Pikirannya kalut, bercampur aduk antara rasa takut dan kebingungan. Apakah
rumah mewah ini, yang ia anggap istana, ternyata angker? Ataukah kesepiannya
yang mendalam, kehampaan yang terus menggerogoti jiwanya, telah menjadi magnet
bagi sesuatu dari dunia lain?
Ia
memaksakan diri memejamkan mata, berharap kegelapan bisa membawanya pada tidur
yang tenang, mengusir rasa takut dan keraguan. Namun, bukannya ketenangan, ia
justru jatuh ke dalam sebuah mimpi buruk yang terasa begitu nyata, seolah ia
benar-benar mengalaminya.
Dalam
mimpinya, Kartika menemukan dirinya berada di sebuah pemakaman tua yang
gelap dan sunyi. Suasana di sana begitu mencekam, diselimuti kabut tipis
yang bergerak perlahan. Nisan-nisan batu yang sudah lapuk, dengan ukiran yang
nyaris tak terbaca, berjejer rapi sejauh mata memandang, ditutupi lumut hijau
pekat dan rerumputan liar yang tumbuh menjulang. Udara terasa dingin dan
lembap, menusuk hingga ke tulang sumsum, dan bau tanah basah bercampur
melati yang dingin dan mistis menyeruak, sama persis dengan aroma yang ia
cium di kamarnya. Ia berjalan di antara nisan-nisan itu, langkahnya terasa
berat, seolah ada beban tak terlihat yang menahan setiap pijakannya. Ia
mencari-cari sesuatu, namun tidak tahu apa yang sebenarnya ia cari di tempat
mengerikan itu.
Tiba-tiba,
dari balik sebuah nisan besar yang paling tua, yang terlihat paling usang dan
dipenuhi retakan, ia mendengar suara tangisan anak kecil yang sangat pilu.
Suara itu terdengar begitu menyayat hati, penuh kesedihan dan keputusasaan,
membuat air mata Kartika ikut mengalir deras di pipinya. Ia mendekat perlahan,
jantungnya berdebar kencang, mengikuti arah suara tangisan itu. Saat ia sampai
di balik nisan, ia melihat sebuah boneka kain usang tergeletak di tanah
yang lembap, di samping nisan. Boneka itu tampak lusuh, kotor, dan sebagian
kainnya sudah sobek, namun matanya yang terbuat dari kancing hitam menatap
kosong ke arahnya.
Saat
tangannya yang gemetar menyentuh boneka itu, tiba-tiba, dari balik nisan yang
sama, muncul sosok pocong. Kain putihnya terlihat kusam dan kotor,
dengan ikatan tali yang melilit erat di kepala, leher, dan kakinya.
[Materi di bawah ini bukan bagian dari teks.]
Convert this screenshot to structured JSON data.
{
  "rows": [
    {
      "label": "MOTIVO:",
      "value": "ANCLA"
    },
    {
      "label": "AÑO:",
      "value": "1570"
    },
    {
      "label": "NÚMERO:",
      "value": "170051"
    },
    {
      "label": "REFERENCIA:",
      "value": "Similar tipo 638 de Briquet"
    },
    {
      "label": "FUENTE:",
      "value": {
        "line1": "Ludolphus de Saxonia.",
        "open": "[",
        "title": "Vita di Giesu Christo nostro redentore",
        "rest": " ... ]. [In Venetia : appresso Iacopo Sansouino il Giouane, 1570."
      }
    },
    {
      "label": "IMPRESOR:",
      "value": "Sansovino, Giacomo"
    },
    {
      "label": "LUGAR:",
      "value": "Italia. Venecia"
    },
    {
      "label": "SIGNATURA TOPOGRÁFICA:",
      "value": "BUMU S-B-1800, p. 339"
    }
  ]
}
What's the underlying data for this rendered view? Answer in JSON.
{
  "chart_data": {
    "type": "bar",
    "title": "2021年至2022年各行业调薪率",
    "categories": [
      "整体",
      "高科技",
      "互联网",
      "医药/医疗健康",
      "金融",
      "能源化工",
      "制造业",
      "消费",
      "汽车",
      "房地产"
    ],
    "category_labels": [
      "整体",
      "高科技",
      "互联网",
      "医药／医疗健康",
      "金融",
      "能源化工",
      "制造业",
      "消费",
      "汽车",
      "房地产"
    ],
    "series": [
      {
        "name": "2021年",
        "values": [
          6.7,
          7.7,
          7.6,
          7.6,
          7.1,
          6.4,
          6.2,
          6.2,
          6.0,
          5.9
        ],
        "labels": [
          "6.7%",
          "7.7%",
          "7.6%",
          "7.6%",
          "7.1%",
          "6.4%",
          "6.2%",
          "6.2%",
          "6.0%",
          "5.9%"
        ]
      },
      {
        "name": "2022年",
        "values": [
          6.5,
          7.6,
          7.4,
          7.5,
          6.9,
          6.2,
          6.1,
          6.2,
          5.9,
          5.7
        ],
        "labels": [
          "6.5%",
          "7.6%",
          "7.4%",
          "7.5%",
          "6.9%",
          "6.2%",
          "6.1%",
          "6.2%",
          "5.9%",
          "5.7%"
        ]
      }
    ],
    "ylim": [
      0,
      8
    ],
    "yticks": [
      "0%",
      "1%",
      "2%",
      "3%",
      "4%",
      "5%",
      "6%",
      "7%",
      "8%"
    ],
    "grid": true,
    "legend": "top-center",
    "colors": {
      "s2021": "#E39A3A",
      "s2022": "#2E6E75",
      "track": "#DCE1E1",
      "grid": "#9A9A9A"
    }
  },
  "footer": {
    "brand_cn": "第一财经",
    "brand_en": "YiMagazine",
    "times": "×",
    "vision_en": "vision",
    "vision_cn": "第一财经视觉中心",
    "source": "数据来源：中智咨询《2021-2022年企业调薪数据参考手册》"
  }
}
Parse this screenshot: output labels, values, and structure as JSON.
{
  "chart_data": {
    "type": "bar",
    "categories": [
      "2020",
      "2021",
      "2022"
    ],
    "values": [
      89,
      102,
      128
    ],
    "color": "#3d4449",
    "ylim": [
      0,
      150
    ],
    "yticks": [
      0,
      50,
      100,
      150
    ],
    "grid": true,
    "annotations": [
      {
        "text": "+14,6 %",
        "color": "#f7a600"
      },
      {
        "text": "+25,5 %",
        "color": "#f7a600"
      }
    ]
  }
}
Wajahnya
tidak terlihat jelas karena tertutup kain kafan, namun dua lubang mata yang
gelap dan kosong menatap langsung ke arah Kartika, seolah menembus jiwanya.
Pocong itu tidak bergerak, hanya berdiri diam di sana, mengawasinya,
memancarkan aura dingin yang membekukan.
Kemudian,
pocong itu perlahan mengulurkan tangannya yang terbalut kain kafan putih,
jari-jarinya tampak kotor dan kaku, mencoba meraih Kartika. Suara bisikan serak
dan dingin terdengar dari balik kain kafan, seperti hembusan angin kuburan:
"Ikutlah... kesepian... kami juga kesepian... temani kami..."
Kartika
berteriak keras, suaranya tercekat di tenggorokan, tidak mampu keluar
sepenuhnya. Ia mencoba lari, memutar tubuhnya, namun kakinya terasa kaku, tidak
bisa digerakkan, seolah terpaku di tanah. Ia merasa ada tangan-tangan dingin
yang tak terlihat menariknya ke bawah, ke dalam tanah yang lembap,
menyeretnya perlahan ke dalam kegelapan. Ia merasa jiwanya ditarik, mendekat
pada kengerian itu.
Ia
terbangun dari tidurnya dengan napas tersengal-sengal, terengah-engah mencari
oksigen, seolah baru saja lolos dari himpitan. Tubuhnya gemetar hebat dan basah
oleh keringat dingin, meskipun suhu kamar sangat sejuk.
Ia
melirik jam digital di nakas. Angka merah terang menunjukkan pukul 03.00
dini hari. Sebuah waktu yang kerap dikaitkan dengan aktivitas gaib. Ia
menatap kolong tempat tidur yang gelap, perasaan takutnya semakin menjadi.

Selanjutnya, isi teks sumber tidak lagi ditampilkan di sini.